Where Matthew was stability and familiarity, Jean Lawson was a shake-up he was loath to admit he needed, let alone craved.

And so when he watched her that summer day, leaning in to place a quick chaste kiss against Matthew's forehead and show him the jar of his favourite preserve she included in the basket, Lucien was positively torn asunder to realise he didn't simply want her (a basal, primal feeling any man in his right mind would experience when faced with such a woman); no, he was quite irrevocably in love with her. And it shattered his heart.

She was completely unattainable, in every way. She was the forbidden fruit. She was water and he was Tantalus, and this torment had the power to rip him apart.

He vowed then and there that she would never know the truth. It would be difficult, but he would never let her know. She was too good a woman to have such a thing on her shoulders; Matthew was too dear a friend to ever bring such a travesty under his roof. The kindness and love they had showed him could never be repaid and maybe, in time, this love would fade to a dull ache, and then to a memory, and in the meantime neither of the people before him would realise his struggle to remain calm in the face of such a revelation.

It had been many years since he felt love for a woman. Care, certainly, and lust as it arose, but love was another beast altogether and he truly believed he left the last of it on a boat bound away from Singapore never to be seen again. The guilt of his betrayal to Matthew – to want the man's wife, the most grievous of sins against brother – made him sick to his stomach, so much so that he couldn't even look Jean in the eye when she offered him his sandwich, and had to ignore their curious stares at his sudden change. She made a paltry excuse about them all being tired, and he let them accept it long enough to find a reason to go downstairs to the lab and run more soil samples.

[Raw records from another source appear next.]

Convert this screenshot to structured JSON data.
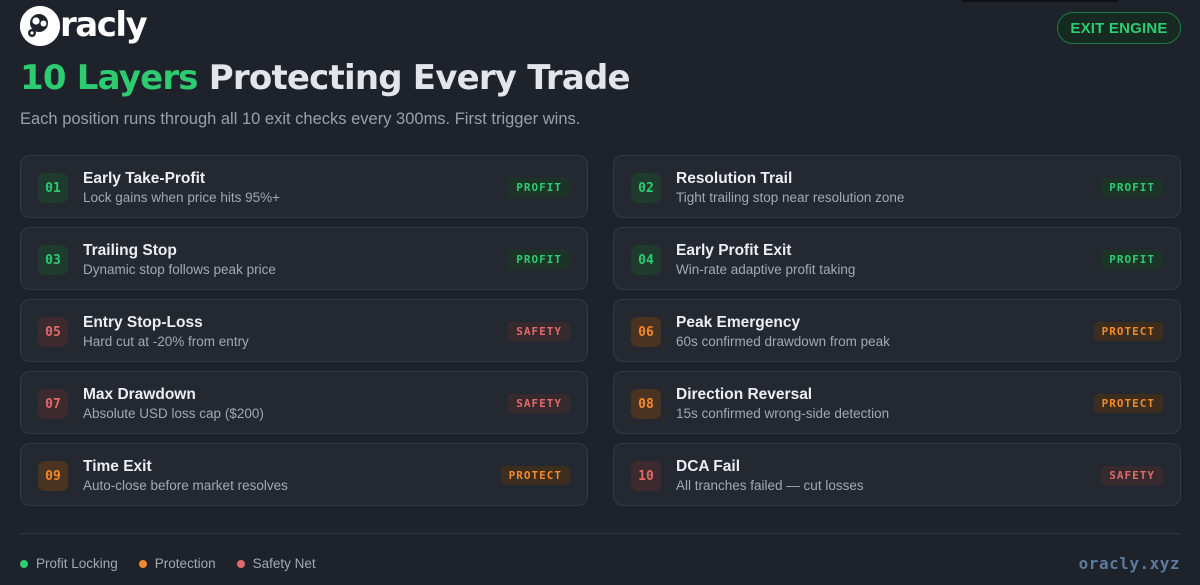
{
  "brand": {
    "logo_text": "racly",
    "logo_icon": "oracly-logo-icon",
    "site": "oracly.xyz"
  },
  "header": {
    "exit_button_label": "EXIT ENGINE",
    "title_accent": "10 Layers",
    "title_rest": "Protecting Every Trade",
    "subtitle": "Each position runs through all 10 exit checks every 300ms. First trigger wins."
  },
  "colors": {
    "profit": "#2ecc71",
    "protect": "#f08a2c",
    "safety": "#e06a6a"
  },
  "layers": [
    {
      "num": "01",
      "title": "Early Take-Profit",
      "desc": "Lock gains when price hits 95%+",
      "badge": "PROFIT",
      "kind": "profit"
    },
    {
      "num": "02",
      "title": "Resolution Trail",
      "desc": "Tight trailing stop near resolution zone",
      "badge": "PROFIT",
      "kind": "profit"
    },
    {
      "num": "03",
      "title": "Trailing Stop",
      "desc": "Dynamic stop follows peak price",
      "badge": "PROFIT",
      "kind": "profit"
    },
    {
      "num": "04",
      "title": "Early Profit Exit",
      "desc": "Win-rate adaptive profit taking",
      "badge": "PROFIT",
      "kind": "profit"
    },
    {
      "num": "05",
      "title": "Entry Stop-Loss",
      "desc": "Hard cut at -20% from entry",
      "badge": "SAFETY",
      "kind": "safety"
    },
    {
      "num": "06",
      "title": "Peak Emergency",
      "desc": "60s confirmed drawdown from peak",
      "badge": "PROTECT",
      "kind": "protect"
    },
    {
      "num": "07",
      "title": "Max Drawdown",
      "desc": "Absolute USD loss cap ($200)",
      "badge": "SAFETY",
      "kind": "safety"
    },
    {
      "num": "08",
      "title": "Direction Reversal",
      "desc": "15s confirmed wrong-side detection",
      "badge": "PROTECT",
      "kind": "protect"
    },
    {
      "num": "09",
      "title": "Time Exit",
      "desc": "Auto-close before market resolves",
      "badge": "PROTECT",
      "kind": "protect"
    },
    {
      "num": "10",
      "title": "DCA Fail",
      "desc": "All tranches failed — cut losses",
      "badge": "SAFETY",
      "kind": "safety"
    }
  ],
  "legend": [
    {
      "label": "Profit Locking",
      "kind": "profit"
    },
    {
      "label": "Protection",
      "kind": "protect"
    },
    {
      "label": "Safety Net",
      "kind": "safety"
    }
  ]
}
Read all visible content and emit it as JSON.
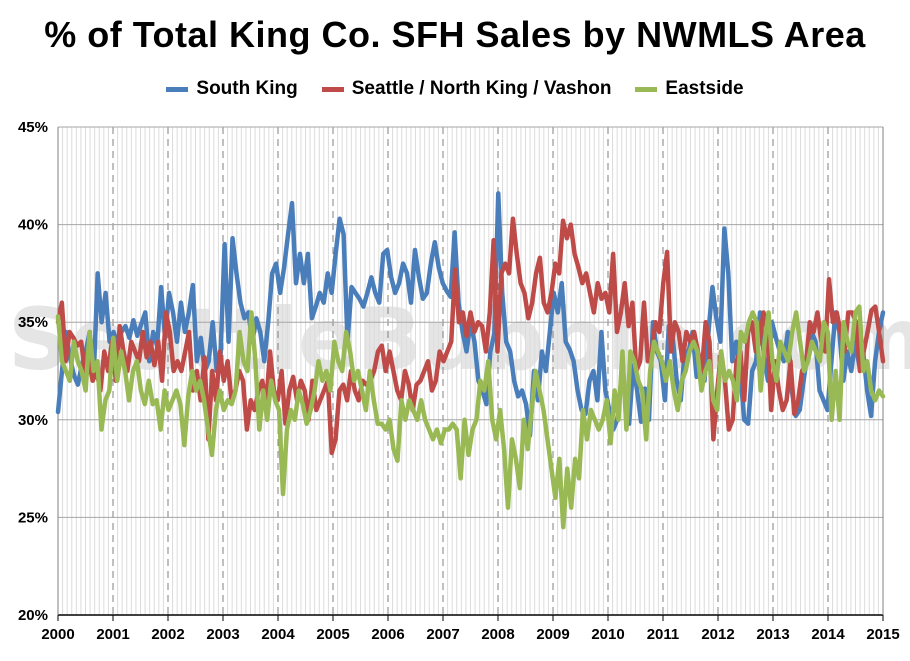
{
  "chart_data": {
    "type": "line",
    "title": "% of Total King Co. SFH Sales by NWMLS Area",
    "xlabel": "",
    "ylabel": "",
    "ylim": [
      20,
      45
    ],
    "xlim": [
      2000,
      2015
    ],
    "y_ticks": [
      "20%",
      "25%",
      "30%",
      "35%",
      "40%",
      "45%"
    ],
    "x_ticks": [
      "2000",
      "2001",
      "2002",
      "2003",
      "2004",
      "2005",
      "2006",
      "2007",
      "2008",
      "2009",
      "2010",
      "2011",
      "2012",
      "2013",
      "2014",
      "2015"
    ],
    "grid": true,
    "legend_position": "top",
    "series": [
      {
        "name": "South King",
        "color": "#4a7ebb",
        "values": [
          30.4,
          32.5,
          34.5,
          33.2,
          32.3,
          31.8,
          32.8,
          33.5,
          34.5,
          32.2,
          37.5,
          35.0,
          36.5,
          34.0,
          34.5,
          33.9,
          34.5,
          34.8,
          34.2,
          35.1,
          34.3,
          34.9,
          35.5,
          33.0,
          34.5,
          33.8,
          36.8,
          34.2,
          36.5,
          35.5,
          34.0,
          36.0,
          34.5,
          35.5,
          36.9,
          33.0,
          34.2,
          32.5,
          33.0,
          35.0,
          32.5,
          33.4,
          39.0,
          34.0,
          39.3,
          37.5,
          36.0,
          35.2,
          35.5,
          34.0,
          35.2,
          34.5,
          33.0,
          35.0,
          37.5,
          38.0,
          36.5,
          37.8,
          39.5,
          41.1,
          37.0,
          38.5,
          37.0,
          38.5,
          35.2,
          35.8,
          36.5,
          36.0,
          37.5,
          36.5,
          38.5,
          40.3,
          39.5,
          34.0,
          36.8,
          36.5,
          36.2,
          35.8,
          36.5,
          37.3,
          36.5,
          36.0,
          38.5,
          38.7,
          37.3,
          36.5,
          37.0,
          38.0,
          37.5,
          36.0,
          38.7,
          37.3,
          36.2,
          36.5,
          38.0,
          39.1,
          37.8,
          37.0,
          36.6,
          36.3,
          39.6,
          36.0,
          34.5,
          33.5,
          35.0,
          34.0,
          32.0,
          31.5,
          30.8,
          33.5,
          34.4,
          41.6,
          36.5,
          34.0,
          33.5,
          32.0,
          31.2,
          31.5,
          30.8,
          29.2,
          32.5,
          31.0,
          33.5,
          32.5,
          34.5,
          36.5,
          35.5,
          37.0,
          34.0,
          33.6,
          33.0,
          31.5,
          30.5,
          30.3,
          32.0,
          32.5,
          31.0,
          34.5,
          31.5,
          30.5,
          29.5,
          30.0,
          32.0,
          31.5,
          29.8,
          32.8,
          31.5,
          29.9,
          31.6,
          30.0,
          35.0,
          33.5,
          33.0,
          31.0,
          34.8,
          34.2,
          32.0,
          31.0,
          33.5,
          33.5,
          34.5,
          32.2,
          33.2,
          32.0,
          34.5,
          36.8,
          35.2,
          34.0,
          39.8,
          37.5,
          33.0,
          34.0,
          32.5,
          30.0,
          29.8,
          32.5,
          33.0,
          35.5,
          33.2,
          32.0,
          35.0,
          34.2,
          33.5,
          33.0,
          34.5,
          31.5,
          30.2,
          30.5,
          32.0,
          33.5,
          34.5,
          34.0,
          31.5,
          31.0,
          30.5,
          33.0,
          35.5,
          34.5,
          32.0,
          33.5,
          32.5,
          34.0,
          32.8,
          33.5,
          31.5,
          30.2,
          33.0,
          34.5,
          35.5
        ]
      },
      {
        "name": "Seattle / North King / Vashon",
        "color": "#be4b48",
        "values": [
          35.0,
          36.0,
          33.0,
          34.5,
          34.2,
          33.8,
          34.0,
          32.5,
          33.0,
          32.0,
          32.5,
          31.5,
          33.5,
          32.5,
          34.0,
          32.0,
          34.8,
          33.5,
          32.5,
          34.0,
          33.5,
          33.0,
          34.5,
          33.2,
          34.0,
          32.8,
          34.0,
          32.0,
          35.5,
          34.5,
          32.5,
          33.0,
          32.5,
          33.5,
          34.5,
          31.5,
          32.5,
          31.0,
          33.2,
          29.0,
          32.5,
          31.0,
          33.5,
          32.0,
          33.0,
          31.0,
          31.5,
          32.5,
          32.0,
          29.5,
          31.0,
          30.5,
          31.5,
          32.0,
          30.8,
          33.5,
          31.5,
          31.0,
          32.5,
          29.8,
          31.5,
          32.2,
          31.0,
          32.0,
          31.5,
          30.0,
          32.0,
          30.5,
          31.0,
          31.5,
          32.0,
          28.3,
          29.0,
          31.5,
          31.8,
          31.0,
          32.5,
          31.5,
          31.0,
          32.0,
          31.8,
          32.0,
          32.5,
          33.5,
          33.8,
          32.5,
          33.5,
          32.5,
          31.5,
          31.0,
          32.5,
          31.8,
          30.5,
          31.8,
          32.0,
          32.5,
          33.0,
          31.5,
          32.0,
          33.5,
          33.0,
          33.5,
          34.0,
          37.7,
          35.0,
          35.5,
          34.3,
          35.5,
          34.5,
          35.0,
          34.8,
          33.5,
          35.5,
          39.2,
          33.5,
          37.5,
          38.0,
          37.5,
          40.3,
          38.5,
          37.0,
          36.5,
          35.2,
          36.0,
          37.5,
          38.3,
          36.0,
          35.5,
          36.5,
          38.0,
          37.5,
          40.2,
          39.3,
          40.0,
          38.5,
          37.8,
          37.0,
          37.5,
          36.5,
          35.5,
          37.0,
          36.2,
          36.5,
          35.5,
          38.5,
          34.5,
          35.5,
          37.0,
          34.8,
          36.0,
          32.5,
          33.0,
          36.0,
          33.0,
          33.5,
          35.0,
          34.5,
          37.0,
          38.6,
          33.5,
          35.0,
          34.5,
          33.0,
          34.5,
          34.0,
          34.5,
          33.5,
          32.5,
          35.0,
          34.0,
          29.0,
          31.5,
          33.5,
          32.0,
          29.5,
          30.0,
          33.0,
          33.5,
          31.0,
          34.5,
          35.0,
          33.5,
          34.0,
          35.5,
          34.5,
          30.5,
          33.0,
          31.5,
          30.5,
          31.0,
          33.0,
          30.3,
          31.0,
          32.5,
          32.8,
          35.0,
          34.5,
          35.5,
          34.0,
          33.5,
          37.2,
          35.0,
          35.5,
          34.5,
          33.5,
          35.5,
          35.5,
          35.0,
          32.5,
          33.5,
          34.5,
          35.6,
          35.8,
          34.5,
          33.0
        ]
      },
      {
        "name": "Eastside",
        "color": "#98b954",
        "values": [
          35.3,
          33.0,
          32.5,
          32.0,
          34.0,
          33.0,
          32.5,
          31.5,
          34.5,
          32.5,
          33.0,
          29.5,
          31.0,
          31.5,
          34.2,
          32.0,
          33.5,
          32.5,
          31.0,
          32.5,
          33.0,
          31.5,
          30.8,
          32.0,
          30.8,
          31.0,
          29.5,
          31.5,
          30.5,
          31.0,
          31.5,
          30.8,
          28.7,
          31.2,
          32.5,
          31.5,
          32.0,
          31.0,
          29.5,
          28.2,
          30.5,
          31.5,
          30.5,
          31.0,
          30.8,
          31.5,
          34.5,
          33.0,
          32.5,
          35.5,
          33.0,
          29.5,
          31.5,
          30.0,
          32.0,
          31.0,
          30.5,
          26.2,
          29.5,
          30.5,
          30.0,
          31.5,
          30.8,
          29.8,
          30.5,
          31.5,
          33.0,
          32.0,
          32.5,
          31.5,
          34.0,
          33.0,
          32.5,
          34.5,
          33.5,
          32.0,
          32.5,
          31.5,
          30.5,
          32.5,
          31.0,
          29.8,
          29.8,
          29.5,
          30.0,
          28.5,
          27.9,
          31.0,
          30.0,
          31.0,
          30.5,
          30.0,
          31.0,
          30.0,
          29.5,
          29.0,
          29.5,
          28.8,
          29.5,
          29.5,
          29.8,
          29.5,
          27.0,
          30.0,
          28.2,
          29.5,
          30.0,
          32.0,
          31.5,
          33.0,
          30.0,
          29.0,
          30.5,
          28.5,
          25.5,
          29.0,
          28.0,
          26.5,
          30.0,
          28.5,
          30.5,
          32.5,
          31.5,
          30.5,
          29.0,
          27.5,
          26.0,
          28.0,
          24.5,
          27.5,
          25.5,
          28.0,
          27.0,
          30.5,
          29.0,
          30.5,
          30.0,
          29.5,
          30.0,
          31.0,
          28.8,
          31.5,
          30.0,
          33.5,
          29.5,
          33.5,
          33.0,
          32.0,
          31.5,
          29.0,
          32.5,
          34.0,
          33.5,
          33.0,
          32.0,
          33.0,
          31.5,
          30.5,
          32.0,
          32.5,
          33.5,
          34.0,
          33.5,
          31.5,
          32.5,
          33.0,
          31.0,
          30.5,
          33.5,
          32.0,
          32.5,
          32.0,
          31.0,
          34.5,
          34.0,
          35.0,
          35.5,
          35.0,
          31.5,
          34.0,
          35.5,
          33.0,
          32.0,
          34.0,
          33.5,
          33.0,
          34.5,
          35.5,
          34.0,
          32.5,
          33.0,
          34.0,
          33.5,
          33.0,
          35.0,
          34.5,
          30.0,
          32.5,
          30.0,
          35.0,
          34.0,
          33.5,
          35.5,
          35.8,
          32.5,
          33.0,
          31.5,
          31.0,
          31.5,
          31.2
        ]
      }
    ]
  },
  "watermark": "SeattleBubble.com"
}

"Thank you for lunch, Jean" he said, looking somewhere just over her shoulder, and didn't linger long enough to hear any reply.

~0~

When the letter arrived to tell him that his daughter – his beautiful baby girl Li – had lived after the war, Lucien packed his bags in an instant, wrote a quick letter to Mattie and Mrs Cartwright and left them on the bureau, and telephoned Matthew from the train station.

He didn't ask after Jean. He didn't give a timeframe for his return.

The upcoming journey across the ocean and the genuine bone-deep relief at finally being able to see his daughter were welcome distractions from the roiling of his heart, and as he stood on the deck of the ship and watched Melbourne fade into the distance, Lucien vowed to himself that he would fall out of love with Jean Lawson. He imagined her standing on the shore, waving, and he imagined that this was a one-way trip, and he forced himself to say goodbye to her in his heart forever, no matter if or when he saw her again.